Dengan berpulangnya Dr Subari, kini hampir seluruh tokoh Muhammadiyah angkatan seangkatannya di Sulawesi Selatan telah meninggal dunia. Beberapa di antaranya yang lebih dahulu meninggal adalah KH Djamaluddin Amien, KH Makmur Ali, KH Baharuddin Pagim, KH Nasruddin Razak, KH Iskandar Tompo, KH Dahlan Yusuf, KH Zaiinuddin Sialla, dan KH Abdullah Renre.
Subari Damopolii lahir di Kotamobagu, Sulawesi Utara, pada 3 Agustus 1944. Pada tahun 1968, ia hijrah ke Makassar untuk melanjutkan kuliah di Fakultas Kedokteran Universitas Hasanuddin (Unhas).
Setelah menyelesaikan studinya, ia mulai mengabdi sebagai tenaga pendidik dan dokter. Dr Subari mengabdi sebagai ASN dokter di RSUP Wahidin Sudirohusodo Makassar serta memegang berbagai jabatan penting di dunia kesehatan, baik di tingkat daerah maupun nasional.
Karirnya di bidang kesehatan mencakup posisi Kepala Puskesmas Takalar dan Makassar (1978–1983), Direktur RSUD Pattallassang Takalar (1983–1989), serta Direktur RSIA Sitti Khadijah I Makassar (2001–2003). Ia juga aktif dalam pelatihan manajemen kesehatan di Indonesia Timur antara 1982 hingga 2000. Pada 2000, Subari pensiun sebagai PNS dokter dengan pangkat Golongan IV-C.
Selain mengabdi sebagai dokter, Subari juga aktif dalam dunia pendidikan. Ia pernah mengajar di berbagai kampus, termasuk Universitas Muhammadiyah Makassar (Unismuh) dan ATEM Muhammadiyah Makassar. Ia juga pernah menjabat Wakil Rektor II di Unismuh Makassar dan terlibat dalam pendirian sejumlah institusi pendidikan kesehatan di Sulawesi.
Di Muhammadiyah, Subari berperan besar dalam perkembangan organisasi di Sulawesi Selatan. Ia pernah menjabat Wakil Ketua Pimpinan Wilayah Muhammadiyah Sulsel (2000–2005) dan aktif dalam Majelis Pembina Kesehatan PWM Sulsel.

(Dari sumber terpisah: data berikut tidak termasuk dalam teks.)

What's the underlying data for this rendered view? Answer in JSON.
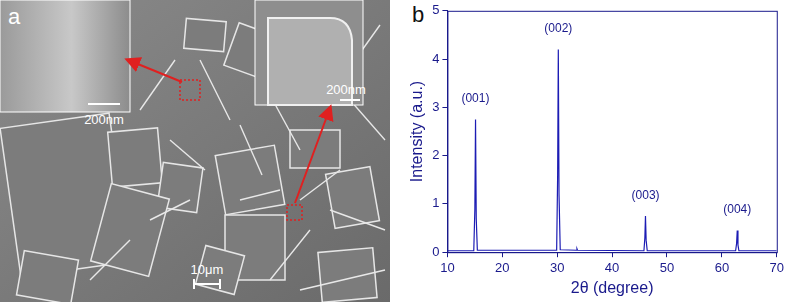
{
  "panel_a": {
    "label": "a",
    "inset_scale_bars": [
      "200nm",
      "200nm"
    ],
    "scale_bar": "10μm"
  },
  "chart_data": {
    "type": "line",
    "title": "b",
    "x_label": "2θ (degree)",
    "y_label": "Intensity (a.u.)",
    "x": [
      10,
      14.8,
      15.0,
      15.12,
      15.25,
      15.45,
      29.9,
      30.08,
      30.2,
      30.33,
      30.55,
      33.5,
      33.6,
      33.7,
      45.8,
      45.97,
      46.08,
      46.2,
      46.4,
      62.5,
      62.68,
      62.8,
      62.93,
      63.1,
      70
    ],
    "values": [
      0.03,
      0.03,
      0.9,
      2.75,
      0.7,
      0.04,
      0.04,
      1.6,
      4.2,
      1.2,
      0.05,
      0.04,
      0.07,
      0.04,
      0.03,
      0.3,
      0.75,
      0.25,
      0.03,
      0.03,
      0.18,
      0.45,
      0.15,
      0.03,
      0.03
    ],
    "color": "#1c1cb4",
    "xlim": [
      10,
      70
    ],
    "xticks": [
      10,
      20,
      30,
      40,
      50,
      60,
      70
    ],
    "ylim": [
      0,
      5
    ],
    "yticks": [
      0,
      1,
      2,
      3,
      4,
      5
    ],
    "grid": false,
    "annotations": [
      {
        "x": 15.1,
        "y": 3.05,
        "text": "(001)"
      },
      {
        "x": 30.2,
        "y": 4.5,
        "text": "(002)"
      },
      {
        "x": 46.1,
        "y": 1.05,
        "text": "(003)"
      },
      {
        "x": 62.8,
        "y": 0.75,
        "text": "(004)"
      }
    ]
  }
}
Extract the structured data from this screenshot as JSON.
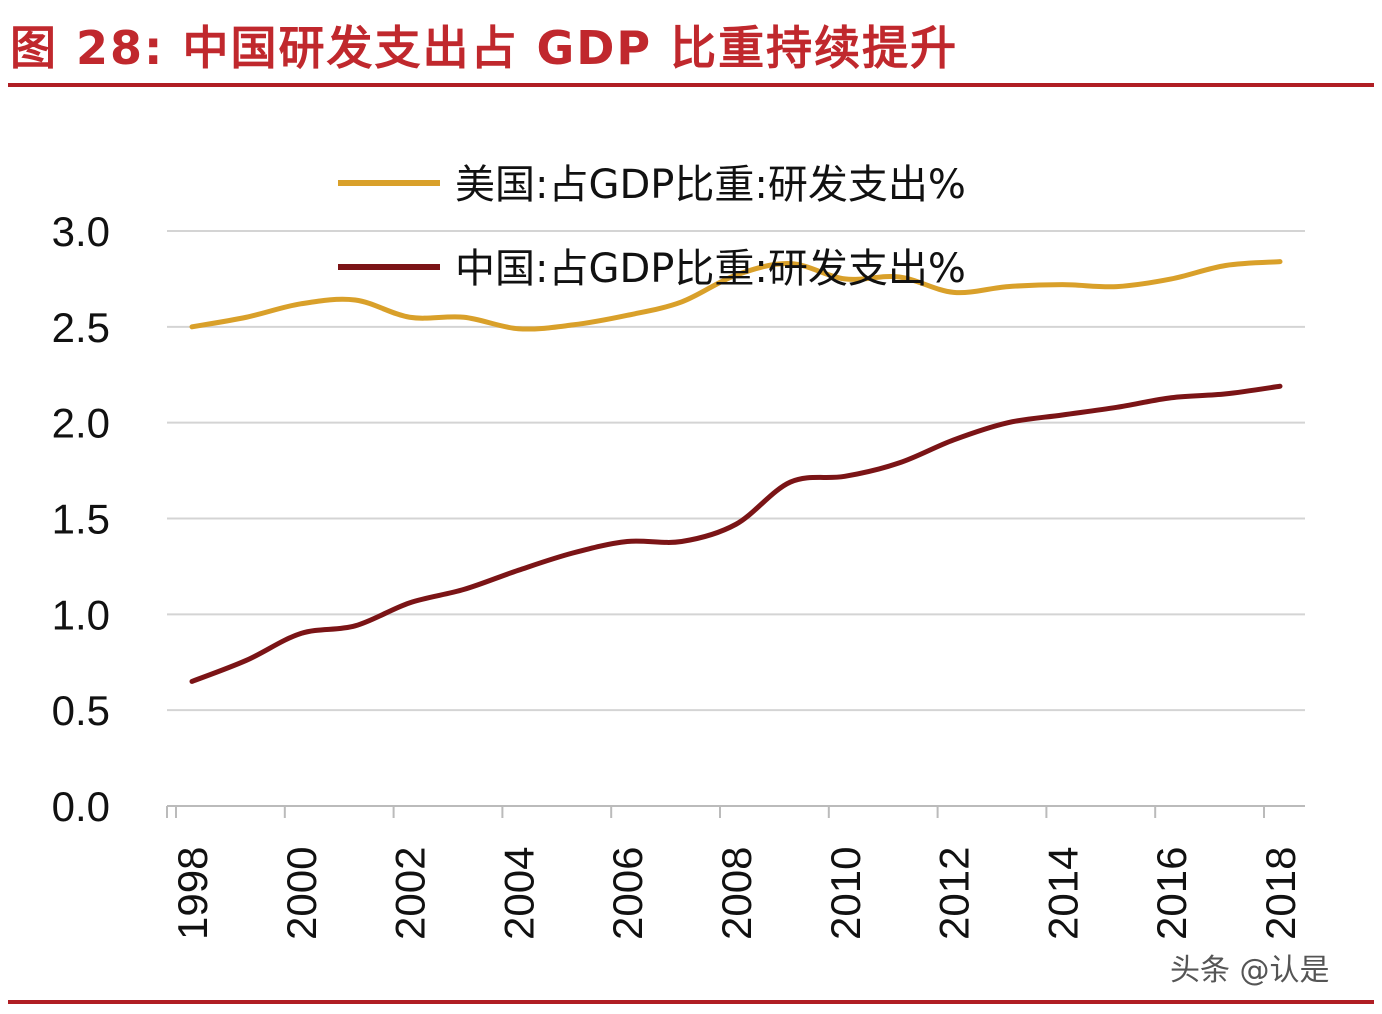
{
  "title": "图 28:  中国研发支出占 GDP 比重持续提升",
  "watermark": "头条 @认是",
  "chart_data": {
    "type": "line",
    "title": "",
    "xlabel": "",
    "ylabel": "",
    "ylim": [
      0,
      3.0
    ],
    "yticks": [
      "0.0",
      "0.5",
      "1.0",
      "1.5",
      "2.0",
      "2.5",
      "3.0"
    ],
    "x": [
      1998,
      1999,
      2000,
      2001,
      2002,
      2003,
      2004,
      2005,
      2006,
      2007,
      2008,
      2009,
      2010,
      2011,
      2012,
      2013,
      2014,
      2015,
      2016,
      2017,
      2018
    ],
    "xticks": [
      "1998",
      "2000",
      "2002",
      "2004",
      "2006",
      "2008",
      "2010",
      "2012",
      "2014",
      "2016",
      "2018"
    ],
    "grid": true,
    "legend": "top-center",
    "series": [
      {
        "name": "美国:占GDP比重:研发支出%",
        "color": "#d9a02a",
        "values": [
          2.5,
          2.55,
          2.62,
          2.64,
          2.55,
          2.55,
          2.49,
          2.51,
          2.56,
          2.63,
          2.77,
          2.83,
          2.75,
          2.76,
          2.68,
          2.71,
          2.72,
          2.71,
          2.75,
          2.82,
          2.84
        ]
      },
      {
        "name": "中国:占GDP比重:研发支出%",
        "color": "#7b1416",
        "values": [
          0.65,
          0.76,
          0.9,
          0.94,
          1.06,
          1.13,
          1.23,
          1.32,
          1.38,
          1.38,
          1.47,
          1.69,
          1.72,
          1.79,
          1.91,
          2.0,
          2.04,
          2.08,
          2.13,
          2.15,
          2.19
        ]
      }
    ]
  }
}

Selain itu, Subari juga terlibat dalam pengembangan Muhammadiyah di tingkat nasional, dengan menjadi anggota Tanwir Muhammadiyah mewakili Sulawesi Selatan (1990–2005).
Subari adalah sosok yang rendah hati dan tidak pernah berambisi untuk memimpin. Meski meraih suara terbanyak dalam pemilihan Ketua Pimpinan Wilayah Muhammadiyah Sulsel pada Musyawarah Wilayah (Musywil) di Pinrang (1995) dan Takalar (2000), ia selalu menyerahkan jabatan tersebut kepada tokoh lain yang dianggap lebih layak.
Ia mengutamakan pengabdian untuk umat melalui Muhammadiyah, dengan berkata, “Kasi yang lain saja. Yang penting, kita ikhlas mengurus umat melalui persyarikatan Muhammadiyah.”
Kehilangan Dr Subari Damopolii merupakan duka mendalam bagi keluarga, masyarakat, dan khususnya persyarikatan Muhammadiyah di Sulawesi Selatan. (Asnawin)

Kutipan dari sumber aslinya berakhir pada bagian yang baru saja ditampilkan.